The cast is impressive. James King (Carlos) and Pilar Lorengar (Elisabeth) sound splendid and look great. For once, in King we have a tenor with the right heft and impact for the role; and Lorengar, though as always she sports the pronounced vibrato that divided fans, is in fine form. Rodrigo was a role closely associated with the late Dietrich Fischer-Dieskau. He sings it beautifully, with the written trills (!), excellent spin, and good legato. He makes big choices as an actor; in his difficult death arias, marvelously done, Rodrigo’s love for Carlos and the cause they share shines movingly in his eyes.

Josef Greindl (Philip ll) was a regular at Bayreuth. He has a dry, gruff tone, sometimes wobbles, and doesn’t always sing in tune. But he is mesmerizing. It’s rare to see a singer use silence as he does. In the great scene that ends Act 1, between him and Rodrigo, there is a moment where he stares into Fischer-Dieskau’s eyes, then slowly circles him, trying to understand this mysterious, self-immolating man. In the scene with the Inquisitor (an amazing Martti Talvela) the King’s ruthless cruelty is obvious, but his crumbling before the vicious churchman is devastating, and his ferocious attack on his wife, whom he suspects of adultery with his son, is really dangerous.

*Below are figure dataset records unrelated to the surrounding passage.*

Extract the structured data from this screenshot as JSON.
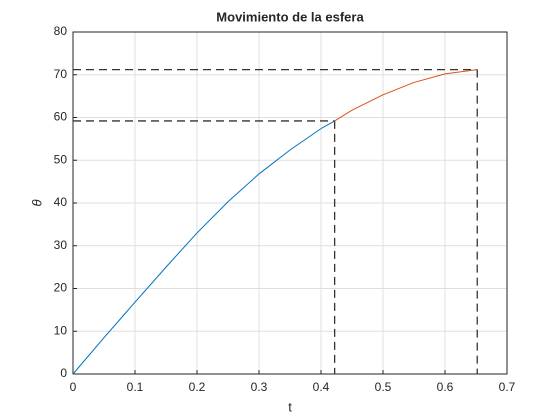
{
  "chart_data": {
    "type": "line",
    "title": "Movimiento de la esfera",
    "x_label": "t",
    "y_label": "θ",
    "series": [
      {
        "color": "#0072bd",
        "x": [
          0,
          0.05,
          0.1,
          0.15,
          0.2,
          0.25,
          0.3,
          0.35,
          0.4,
          0.422
        ],
        "values": [
          0,
          8.5,
          16.8,
          25,
          33,
          40.3,
          46.8,
          52.4,
          57.4,
          59.2
        ]
      },
      {
        "color": "#d95319",
        "x": [
          0.422,
          0.45,
          0.5,
          0.55,
          0.6,
          0.652
        ],
        "values": [
          59.2,
          61.7,
          65.3,
          68.2,
          70.2,
          71.2
        ]
      }
    ],
    "reference_points": [
      {
        "x": 0.422,
        "y": 59.2
      },
      {
        "x": 0.652,
        "y": 71.2
      }
    ],
    "xlim": [
      0,
      0.7
    ],
    "xticks": [
      0,
      0.1,
      0.2,
      0.3,
      0.4,
      0.5,
      0.6,
      0.7
    ],
    "ylim": [
      0,
      80
    ],
    "yticks": [
      0,
      10,
      20,
      30,
      40,
      50,
      60,
      70,
      80
    ],
    "grid": true
  }
}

It’s a remarkable impersonation that in a visual medium transcends some ugly and/or approximate singing.

Patricia Johnson is an excellent Eboli, more at ease than many with the florid “veil song” and passionate and abandoned in “O Don Fatale”. Gunter Treptow, once a famous heldentenor, is the Count de Lerma, and Lisa Otto, who made many wonderful recordings, is “The Celestial Voice”. Conductor Wolfgang Sawallisch is on fire here; his work is exhilarating but well controlled and powerfully built. He is taut and intense throughout the opera. The orchestra plays well, some rough brass aside. There are some momentary recording blips. Sound (mono) is close but good.

The language-and-cuts issues make certain that this cannot be one’s only Don Carlos. This is an out-of-the-mainstream performance, but it is unforgettable. For the standard Italian four-act version (complete) you can choose Muti at La Scala (EMI) or Karajan at Salzburg (Sony). Muti is theatrical, Karajan is grandiose, sometimes inert. Franco Zeffirelli produced for Muti, inflated, no work with the singers; Karajan produced himself, inflated, static singers. Muti has Pavarotti and Ramey who give typically fine-sounding performances; Dessi and D’Intino are less glamorous vocally but more personal. Coni, the Rodrigo, is mediocre. For Karajan, Carreras, Ghiaurov, and Cappucilli are forceful but past their primes; the Elisabetta, Fiamma Izzo D’Amico, went nowhere, unsurprisingly, though she’s not a disaster. Baltsa is an exciting Eboli. Both DVDs offer stereo and better photography than Berlin.